Switching Gears and a Stinky Little Fruit
The new year has just begun and everyone's thoughts are turning to change. Anything from trying to lose a few pounds to being a bit nicer (hah!) to what am I going to do with my life? I think the reason most resolutions fail is that they're usually too grandiose, too unattainable or made while hiccuping though a champagne induced haze. I've decided not to make any firm goals or drastic changes that I know I won't stick to, but since change is so obviously needed, I'm going to try and trick myself by making tiny little innocent changes in my life. I've decided to shelve the idea of baking as a side business, at least for a few years (the odd commission for a friend doesn't count). It came down to either I bake or I have a life; in the past few months the two have been in a tug of war and since I've been trying to do both, I have forgotten what a full night of sleep feels like. Now this doesn't mean that I'm going to stop baking, oh no. It just means that I'll be baking what and when I feel like, so if any of my co-workers are reading this, don't worry, I'll still do everything I can to undermine your "lose weight" resolutions...just maybe with a little less fervor.
The good thing is that I can redirect the focus of this blog to not just baking experiments, but pretty much any food-related subject I choose, and therefore today's post: the Mangosteen.
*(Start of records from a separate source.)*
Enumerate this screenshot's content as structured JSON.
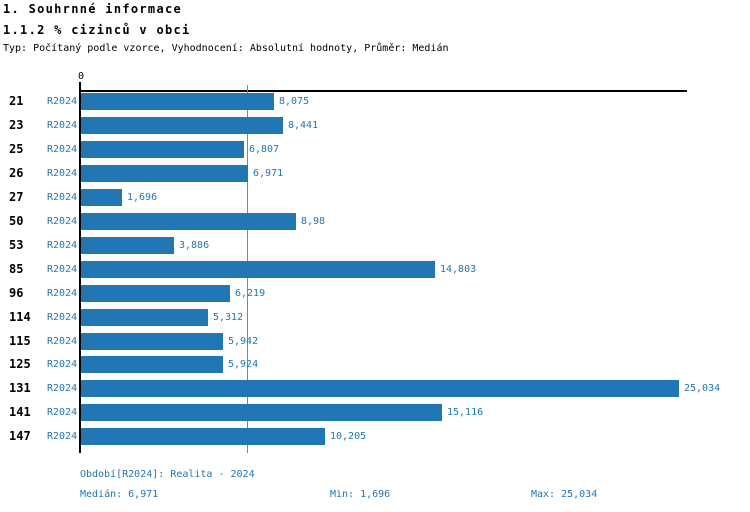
{
  "header": {
    "title": "1. Souhrnné informace",
    "subtitle": "1.1.2 % cizinců v obci",
    "meta": "Typ: Počítaný podle vzorce, Vyhodnocení: Absolutní hodnoty, Průměr: Medián"
  },
  "chart_data": {
    "type": "bar",
    "orientation": "horizontal",
    "title": "1.1.2 % cizinců v obci",
    "categories": [
      "21",
      "23",
      "25",
      "26",
      "27",
      "50",
      "53",
      "85",
      "96",
      "114",
      "115",
      "125",
      "131",
      "141",
      "147"
    ],
    "series": [
      {
        "name": "R2024",
        "values": [
          8.075,
          8.441,
          6.807,
          6.971,
          1.696,
          8.98,
          3.886,
          14.803,
          6.219,
          5.312,
          5.942,
          5.924,
          25.034,
          15.116,
          10.205
        ]
      }
    ],
    "value_labels": [
      "8,075",
      "8,441",
      "6,807",
      "6,971",
      "1,696",
      "8,98",
      "3,886",
      "14,803",
      "6,219",
      "5,312",
      "5,942",
      "5,924",
      "25,034",
      "15,116",
      "10,205"
    ],
    "x_axis": {
      "zero_label": "0",
      "min": 0,
      "max": 25.2,
      "grid": false
    },
    "median_line_value": 6.971,
    "stats": {
      "median": 6.971,
      "min": 1.696,
      "max": 25.034
    },
    "legend_position": "none",
    "colors": {
      "bar": "#2077b4",
      "median_line": "#4a96c8",
      "label_text": "#2077b4",
      "axis": "#000000"
    }
  },
  "footer": {
    "period": "Období[R2024]: Realita - 2024",
    "median": "Medián: 6,971",
    "min": "Min: 1,696",
    "max": "Max: 25,034"
  }
}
I went to the giant Asian market with my friend a few days back on yet another spur the moment "they're closing in 15 minutes, but if we get into the door they surely won't kick us out" shopping spree and while sprinting past the frozen foods aisle I noticed a bag of funky frozen fruit. I've heard of mangosteens before, they're becoming the latest advertised "super-fruit", but I've never actually tried them. I tossed the bag into my cart and continued running to catch up to my friend when a Chinese lady going in the opposite direction stopped me, reached into my cart, pulled out the bag and said "This is stinky fruit, not good!" Forced to a dead stop I listened as she told me how she tried it and how it was a waste of money, but tastes differ of course, so I could do what I wanted. I took the bag from her hand, thanked her for her opinion and continued over to where my friend was standing and giggling at me. Now, the marketing blurbs will mention the tale of how Queen Victoria offered a reward to anyone who could deliver to her the fruit fresh and they will tell you the wonderful medicinal properties of this "miracle fruit", so I decided to try it. After all, the bag was only $3.
Today, I pulled one out of the freezer and as it defrosted I did a bit of research. I learned that the elaborately spun tales and promises are all hype and the fruit, while it looks cool, really doesn't offer much in the way of nutritional genius. But still in the microwave it went...I'm not very patient and it was taking way too long for this thing to defrost. The pictures you see are the before and after shots, but let me describe what the pictures may not convey. The before stage is of the frozen fruit devoid of scent, but full of intrigue....and the after is a stinky leaking mess. I think the fruit was named after a mongoose, for surely this smells and tastes like a wet animal. Bleh! It took a bottle of Febreeze to get the smell out of my kitchen.
The moral? If a Chinese lady you don't know makes it a point to give you advice, listen! Unless you are as curious and stubborn as I am, in which case you can't complain, it's all your fault. Now who wants the other mangosteens now taking up space in my freezer?